Checkpoints make state in Flink fault tolerant by allowing state and the corresponding stream positions to be recovered, thereby giving the application the same semantics as a failure-free execution.

Retained Checkpoints

Checkpoints are by default not retained and are only used to resume a job from failures. They are deleted when a program is cancelled. You can, however, configure periodic checkpoints to be retained. Depending on the configuration these retained checkpoints are not automatically cleaned up when the job fails or is canceled. This way, you will have a checkpoint around to resume from if your job fails.

CheckpointConfig config = env.getCheckpointConfig();

The ExternalizedCheckpointCleanup mode configures what happens with checkpoints when you cancel the job:

  • ExternalizedCheckpointCleanup.RETAIN_ON_CANCELLATION: Retain the checkpoint when the job is cancelled. Note that you have to manually clean up the checkpoint state after cancellation in this case.

  • ExternalizedCheckpointCleanup.DELETE_ON_CANCELLATION: Delete the checkpoint when the job is cancelled. The checkpoint state will only be available if the job fails.

Directory Structure

Similarly to savepoints, a checkpoint consists of a meta data file and, depending on the state backend, some additional data files. The meta data file and data files are stored in the directory that is configured via state.checkpoints.dir in the configuration files, and also can be specified for per job in the code.

The current checkpoint directory layout (introduced by FLINK-8531) is as follows:

        + --shared/
        + --taskowned/
        + --chk-1/
        + --chk-2/
        + --chk-3/

The SHARED directory is for state that is possibly part of multiple checkpoints, TASKOWNED is for state that must never be dropped by the JobManager, and EXCLUSIVE is for state that belongs to one checkpoint only.

Attention: The checkpoint directory is not part of a public API and can be changed in the future release.

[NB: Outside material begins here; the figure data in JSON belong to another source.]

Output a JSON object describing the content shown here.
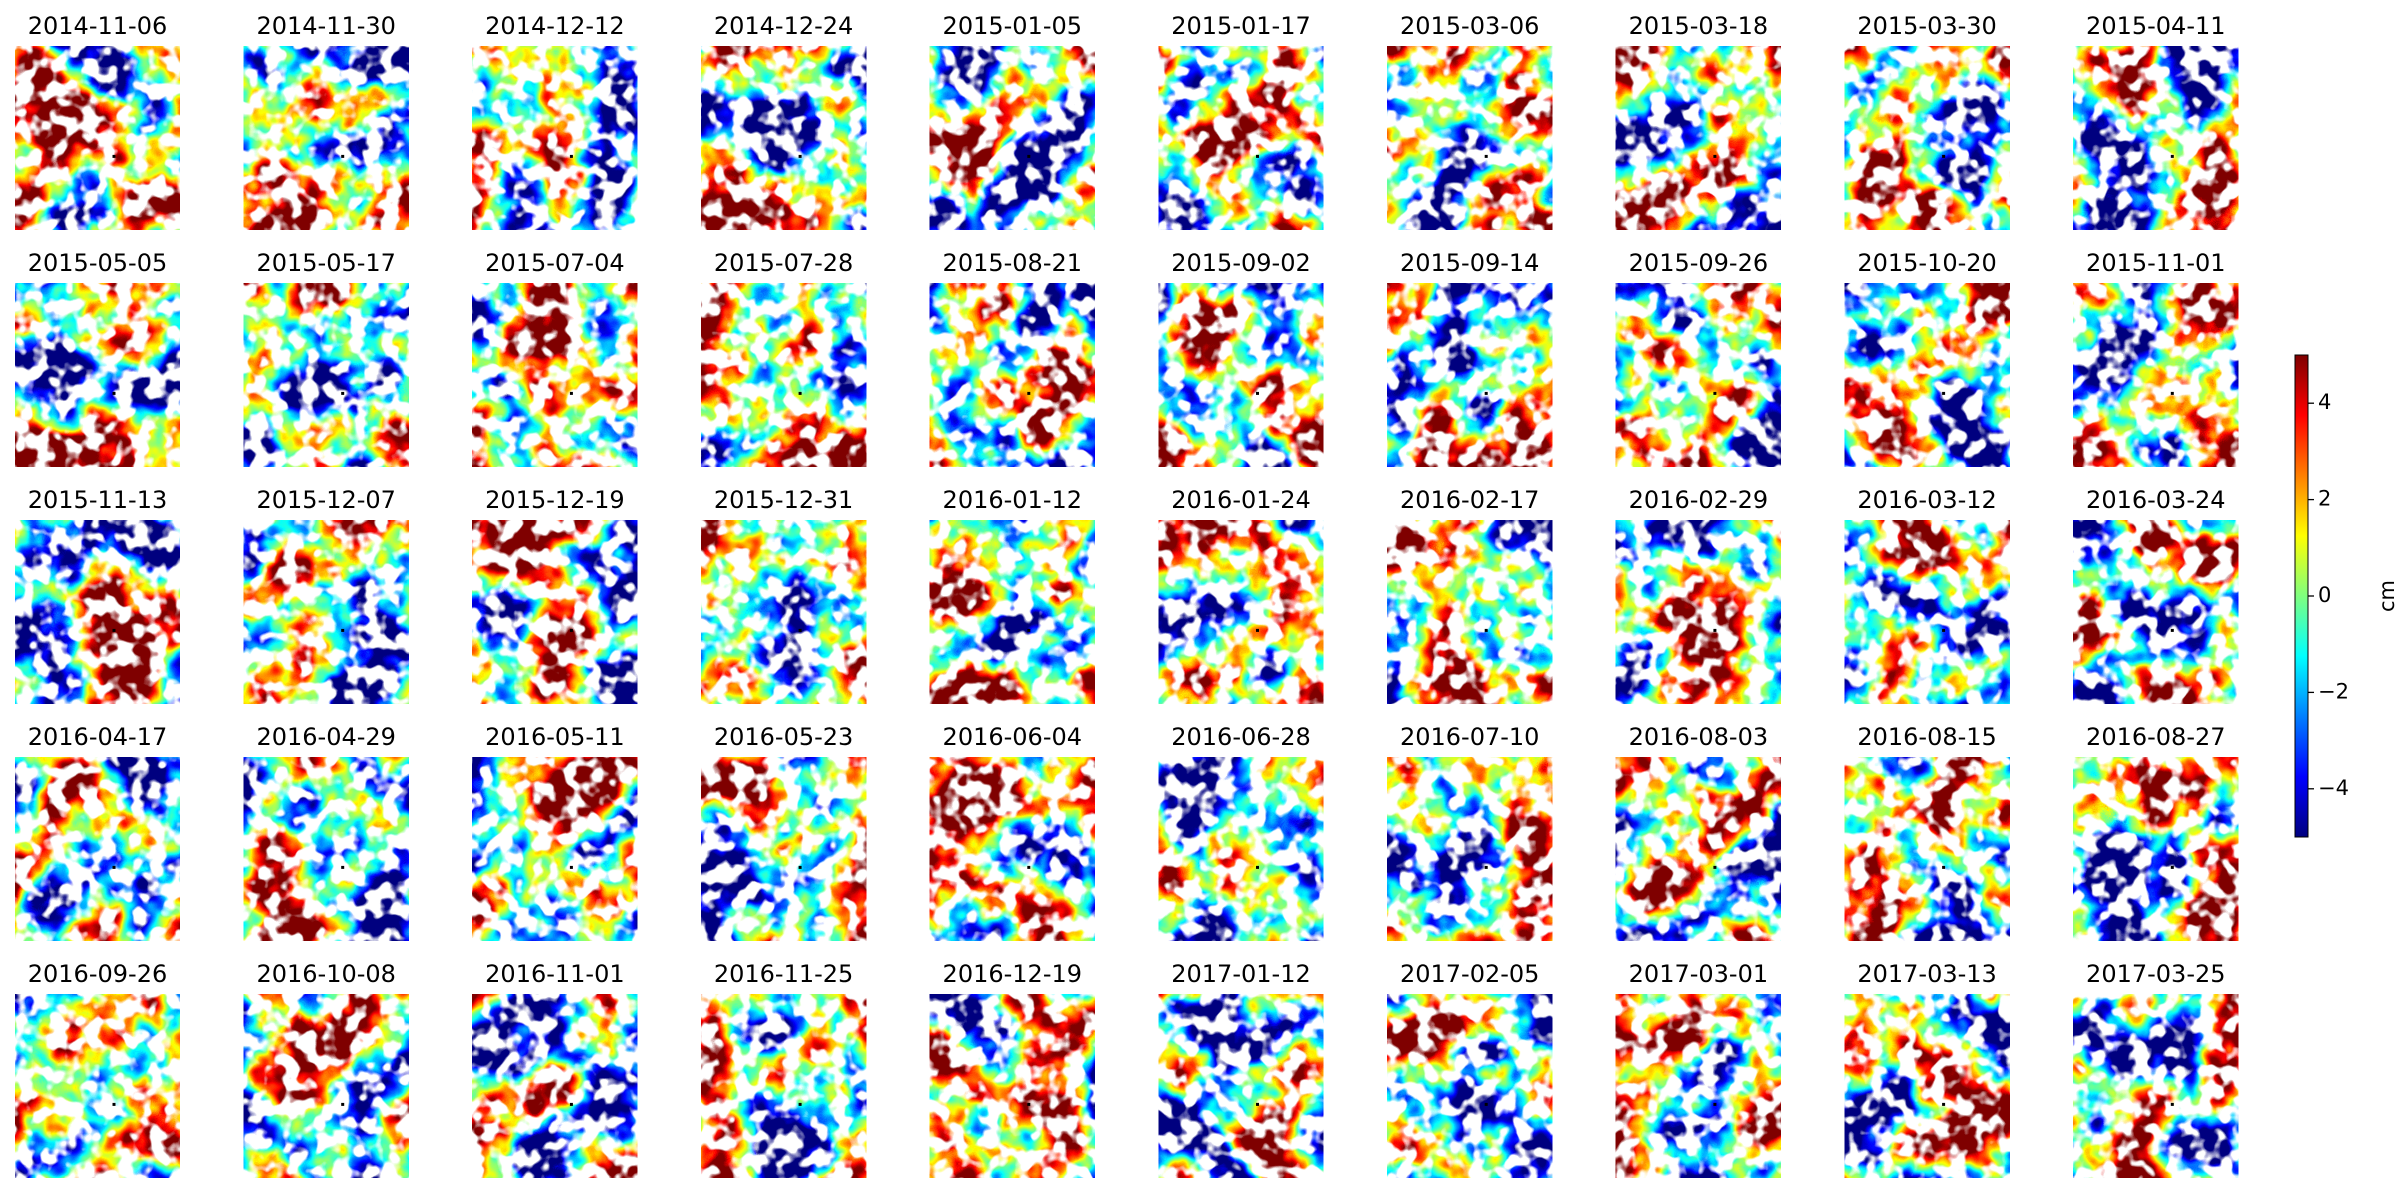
{
  "chart_data": {
    "type": "heatmap",
    "panels": [
      "2014-11-06",
      "2014-11-30",
      "2014-12-12",
      "2014-12-24",
      "2015-01-05",
      "2015-01-17",
      "2015-03-06",
      "2015-03-18",
      "2015-03-30",
      "2015-04-11",
      "2015-05-05",
      "2015-05-17",
      "2015-07-04",
      "2015-07-28",
      "2015-08-21",
      "2015-09-02",
      "2015-09-14",
      "2015-09-26",
      "2015-10-20",
      "2015-11-01",
      "2015-11-13",
      "2015-12-07",
      "2015-12-19",
      "2015-12-31",
      "2016-01-12",
      "2016-01-24",
      "2016-02-17",
      "2016-02-29",
      "2016-03-12",
      "2016-03-24",
      "2016-04-17",
      "2016-04-29",
      "2016-05-11",
      "2016-05-23",
      "2016-06-04",
      "2016-06-28",
      "2016-07-10",
      "2016-08-03",
      "2016-08-15",
      "2016-08-27",
      "2016-09-26",
      "2016-10-08",
      "2016-11-01",
      "2016-11-25",
      "2016-12-19",
      "2017-01-12",
      "2017-02-05",
      "2017-03-01",
      "2017-03-13",
      "2017-03-25"
    ],
    "colorbar": {
      "label": "cm",
      "colormap": "jet",
      "lim": [
        -5,
        5
      ],
      "ticks": [
        {
          "value": -4,
          "label": "−4"
        },
        {
          "value": -2,
          "label": "−2"
        },
        0,
        2,
        4
      ]
    }
  }
}
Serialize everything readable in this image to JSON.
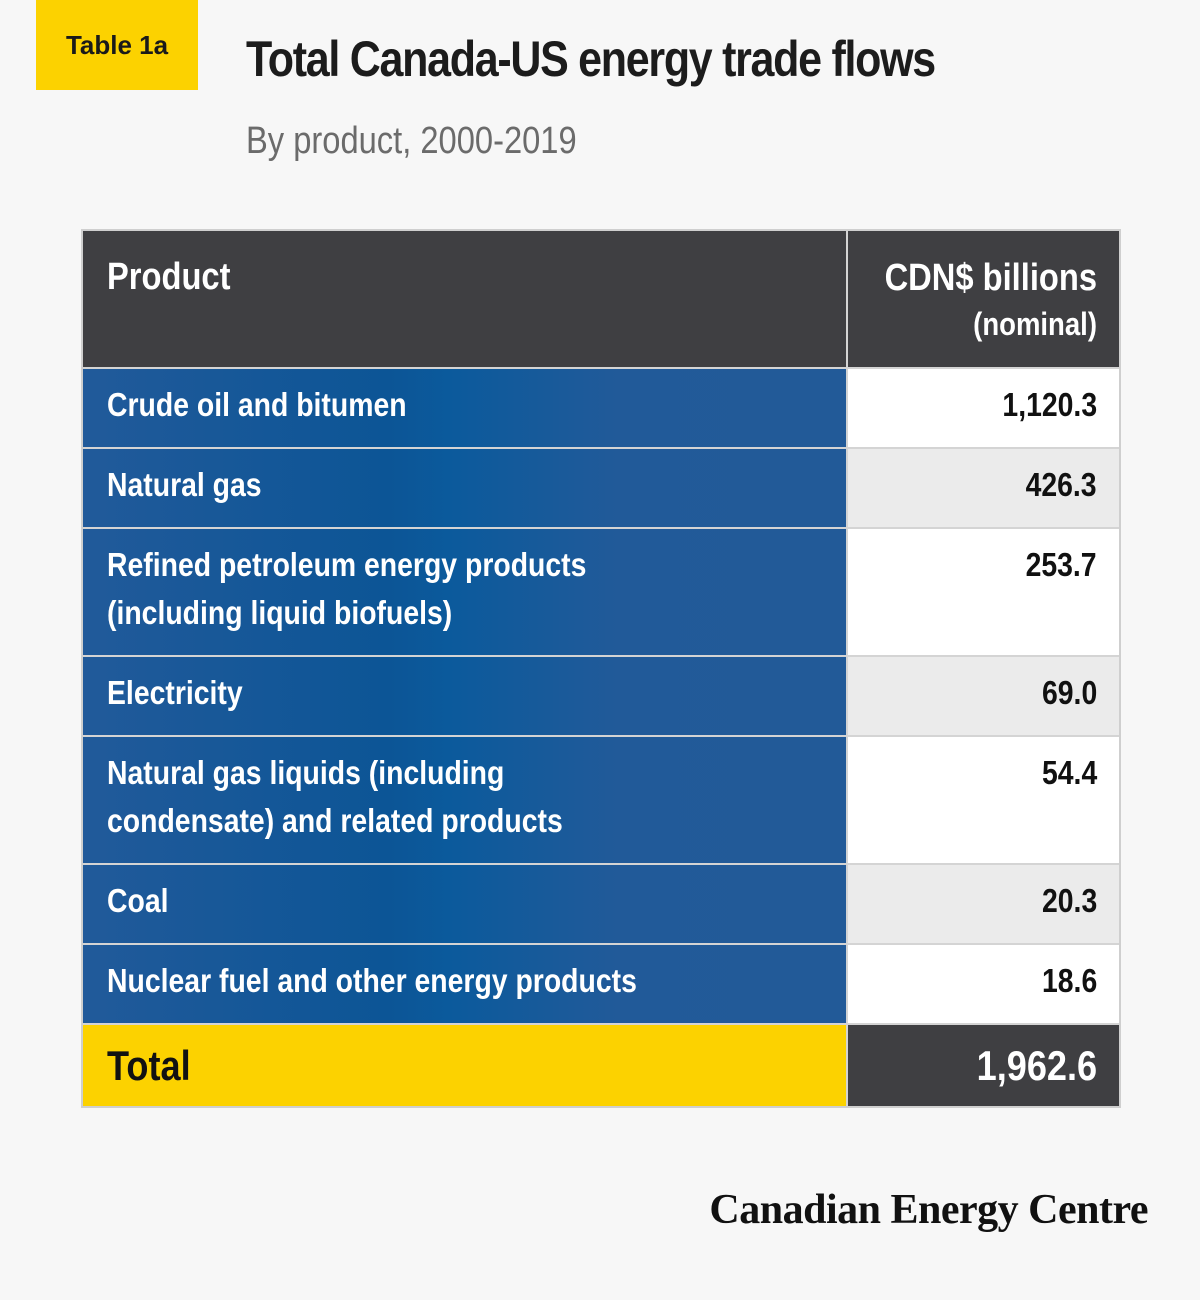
{
  "badge": "Table 1a",
  "title": "Total Canada-US energy trade flows",
  "subtitle": "By product, 2000-2019",
  "table": {
    "header": {
      "product": "Product",
      "value_line1": "CDN$ billions",
      "value_line2": "(nominal)"
    },
    "rows": [
      {
        "product": "Crude oil and bitumen",
        "value": "1,120.3"
      },
      {
        "product": "Natural gas",
        "value": "426.3"
      },
      {
        "product": "Refined petroleum energy products\n(including liquid biofuels)",
        "value": "253.7"
      },
      {
        "product": "Electricity",
        "value": "69.0"
      },
      {
        "product": "Natural gas liquids (including\ncondensate) and related products",
        "value": "54.4"
      },
      {
        "product": "Coal",
        "value": "20.3"
      },
      {
        "product": "Nuclear fuel and other energy products",
        "value": "18.6"
      }
    ],
    "total": {
      "product": "Total",
      "value": "1,962.6"
    }
  },
  "logo": "Canadian Energy Centre",
  "colors": {
    "yellow": "#fcd200",
    "dark": "#3f3f42",
    "blue": "#215a9a"
  }
}
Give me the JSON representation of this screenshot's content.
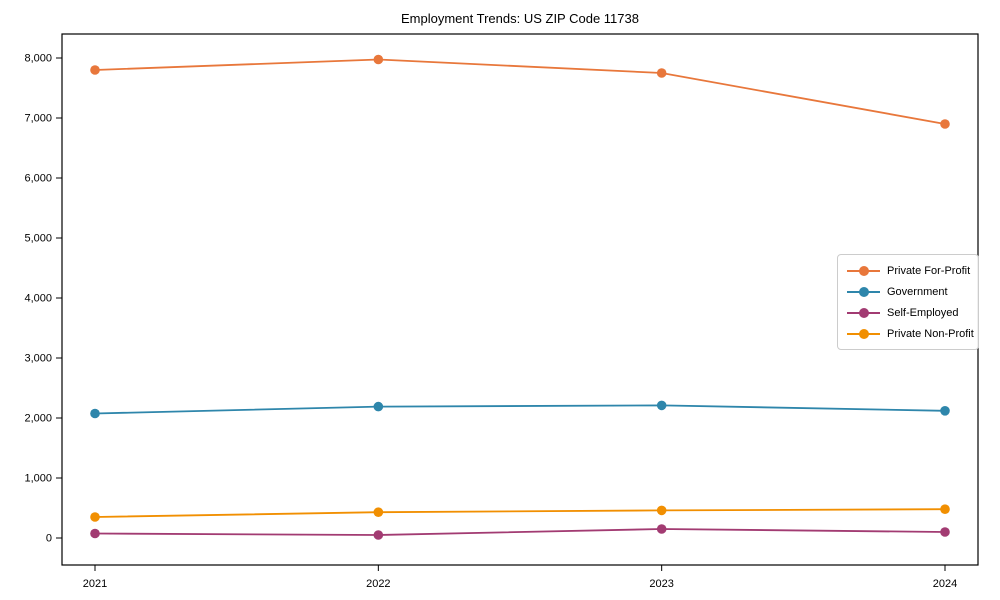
{
  "title": "Employment Trends: US ZIP Code 11738",
  "chart_data": {
    "type": "line",
    "title": "Employment Trends: US ZIP Code 11738",
    "xlabel": "",
    "ylabel": "",
    "x": [
      2021,
      2022,
      2023,
      2024
    ],
    "xtick_labels": [
      "2021",
      "2022",
      "2023",
      "2024"
    ],
    "yticks": [
      0,
      1000,
      2000,
      3000,
      4000,
      5000,
      6000,
      7000,
      8000
    ],
    "ytick_labels": [
      "0",
      "1,000",
      "2,000",
      "3,000",
      "4,000",
      "5,000",
      "6,000",
      "7,000",
      "8,000"
    ],
    "ylim": [
      -450,
      8400
    ],
    "grid": false,
    "frame": "box",
    "marker": "circle",
    "legend_position": "center-right",
    "series": [
      {
        "name": "Private For-Profit",
        "color": "#E8773B",
        "values": [
          7800,
          7975,
          7750,
          6900
        ]
      },
      {
        "name": "Government",
        "color": "#2E86AB",
        "values": [
          2075,
          2190,
          2210,
          2120
        ]
      },
      {
        "name": "Self-Employed",
        "color": "#A23B72",
        "values": [
          75,
          50,
          150,
          100
        ]
      },
      {
        "name": "Private Non-Profit",
        "color": "#F18F01",
        "values": [
          350,
          430,
          460,
          480
        ]
      }
    ]
  },
  "colors": {
    "axis": "#000000",
    "legend_border": "#cccccc",
    "background": "#ffffff"
  }
}
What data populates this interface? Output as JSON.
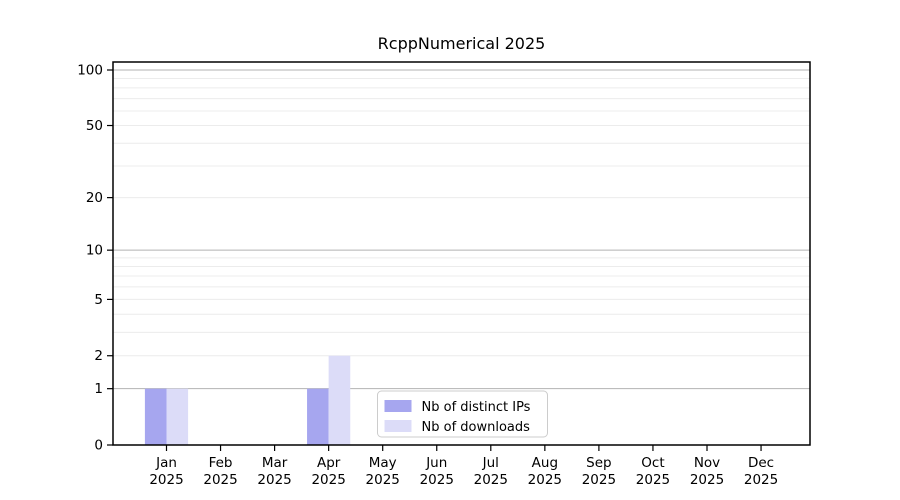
{
  "chart_data": {
    "type": "bar",
    "title": "RcppNumerical 2025",
    "categories": [
      "Jan",
      "Feb",
      "Mar",
      "Apr",
      "May",
      "Jun",
      "Jul",
      "Aug",
      "Sep",
      "Oct",
      "Nov",
      "Dec"
    ],
    "category_year": "2025",
    "series": [
      {
        "name": "Nb of distinct IPs",
        "key": "distinct-ips",
        "color": "#a6a6ef",
        "values": [
          1,
          0,
          0,
          1,
          0,
          0,
          0,
          0,
          0,
          0,
          0,
          0
        ]
      },
      {
        "name": "Nb of downloads",
        "key": "downloads",
        "color": "#dcdcf8",
        "values": [
          1,
          0,
          0,
          2,
          0,
          0,
          0,
          0,
          0,
          0,
          0,
          0
        ]
      }
    ],
    "y_axis": {
      "scale": "log1p",
      "range": [
        0,
        100
      ],
      "tick_values": [
        0,
        1,
        2,
        5,
        10,
        20,
        50,
        100
      ],
      "major_gridlines": [
        1,
        10,
        100
      ],
      "minor_gridlines": [
        2,
        3,
        4,
        5,
        6,
        7,
        8,
        9,
        20,
        30,
        40,
        50,
        60,
        70,
        80,
        90
      ]
    },
    "legend": {
      "position": "lower center inside plot"
    },
    "colors": {
      "background": "#ffffff",
      "major_grid": "#b2b2b2",
      "minor_grid": "#ececec",
      "spine": "#000000",
      "tick": "#000000",
      "text": "#000000",
      "legend_border": "#cccccc",
      "legend_bg": "#ffffff"
    }
  }
}
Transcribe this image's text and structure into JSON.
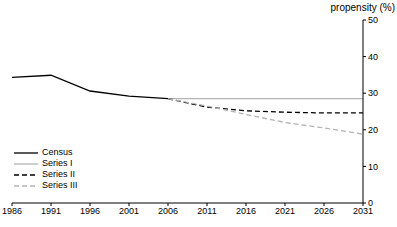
{
  "chart_data": {
    "type": "line",
    "ylabel": "propensity (%)",
    "x": [
      1986,
      1991,
      1996,
      2001,
      2006,
      2011,
      2016,
      2021,
      2026,
      2031
    ],
    "xlim": [
      1986,
      2031
    ],
    "xticks": [
      1986,
      1991,
      1996,
      2001,
      2006,
      2011,
      2016,
      2021,
      2026,
      2031
    ],
    "ylim": [
      0,
      50
    ],
    "yticks": [
      0,
      10,
      20,
      30,
      40,
      50
    ],
    "grid": false,
    "legend": "lower left",
    "series": [
      {
        "name": "Census",
        "color": "#000000",
        "line_style": "solid",
        "values": [
          34.3,
          34.9,
          30.6,
          29.2,
          28.5,
          null,
          null,
          null,
          null,
          null
        ]
      },
      {
        "name": "Series I",
        "color": "#b4b4b4",
        "line_style": "solid",
        "values": [
          null,
          null,
          null,
          null,
          28.5,
          28.5,
          28.5,
          28.5,
          28.5,
          28.5
        ]
      },
      {
        "name": "Series II",
        "color": "#000000",
        "line_style": "dashed",
        "values": [
          null,
          null,
          null,
          null,
          28.5,
          26.2,
          25.2,
          24.8,
          24.6,
          24.6
        ]
      },
      {
        "name": "Series III",
        "color": "#b4b4b4",
        "line_style": "dashed",
        "values": [
          null,
          null,
          null,
          null,
          28.5,
          26.5,
          24.2,
          22.0,
          20.5,
          18.8
        ]
      }
    ]
  }
}
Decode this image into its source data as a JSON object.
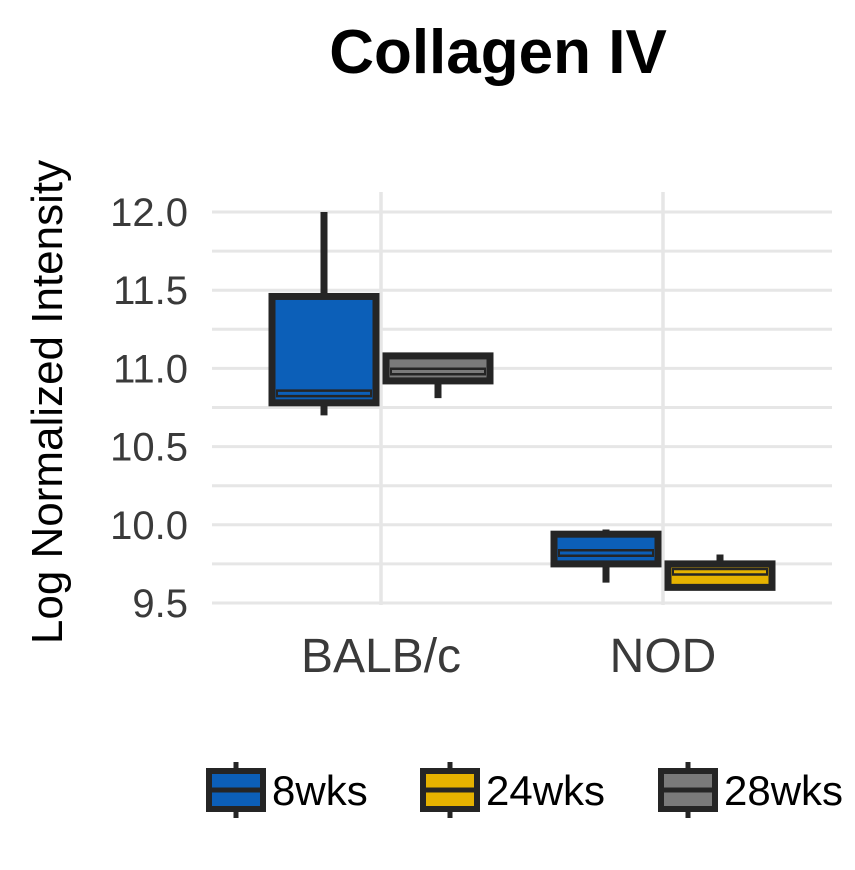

Configure globally via configuration files

state.checkpoints.dir: hdfs:///checkpoints/

Configure for per job when constructing the state backend

env.setStateBackend(new RocksDBStateBackend("hdfs:///checkpoints-data/"));

Difference to Savepoints

Checkpoints have a few differences from savepoints. They

  • use a state backend specific (low-level) data format, may be incremental.
  • do not support Flink specific features like rescaling.

Resuming from a retained checkpoint

A job may be resumed from a checkpoint just as from a savepoint by using the checkpoint’s meta data file instead (see the savepoint restore guide). Note that if the meta data file is not self-contained, the jobmanager needs to have access to the data files it refers to (see Directory Structure above).

$ bin/flink run -s :checkpointMetaDataPath [:runArgs]

Unaligned checkpoints

Starting with Flink 1.11, checkpoints can be unaligned. Unaligned checkpoints contain in-flight data (i.e., data stored in buffers) as part of the checkpoint state, which allows checkpoint barriers to overtake these buffers. Thus, the checkpoint duration becomes independent of the current throughput as checkpoint barriers are effectively not embedded into the stream of data anymore.

You should use unaligned checkpoints if your checkpointing durations are very high due to backpressure. Then, checkpointing time becomes mostly independent of the end-to-end latency. Be aware unaligned checkpointing adds to I/O to the state backends, so you shouldn’t use it when the I/O to the state backend is actually the bottleneck during checkpointing.

Note that unaligned checkpoints is a brand-new feature that currently has the following limitations:

  • You cannot rescale or change job graph with from unaligned checkpoints. You have to take a savepoint before rescaling. Savepoints are always aligned independent of the alignment setting of checkpoints.
  • Flink currently does not support concurrent unaligned checkpoints. However, due to the more predictable and shorter checkpointing times, concurrent checkpoints might not be needed at all. However, savepoints can also not happen concurrently to unaligned checkpoints, so they will take slightly longer.
  • Unaligned checkpoints break with an implicit guarantee in respect to watermarks during recovery:

Currently, Flink generates the watermark as a first step of recovery instead of storing the latest watermark in the operators to ease rescaling. In unaligned checkpoints, that means on recovery, Flink generates watermarks after it restores in-flight data. If your pipeline uses an operator that applies the latest watermark on each record, it will produce different results than for aligned checkpoints. If your operator depends on the latest watermark being always available, then the workaround is to store the watermark in the operator state. To support rescaling, watermarks should be stored per key-group in a union-state. We most likely will implement this approach as a general solution (didn’t make it into Flink 1.11.0).

In the upcoming release(s), Flink will address these limitations and will provide a fine-grained way to trigger unaligned checkpoints only for the in-flight data that moves slowly with timeout mechanism. These options will decrease the pressure on I/O in the state backends and eventually allow unaligned checkpoints to become the default checkpointing.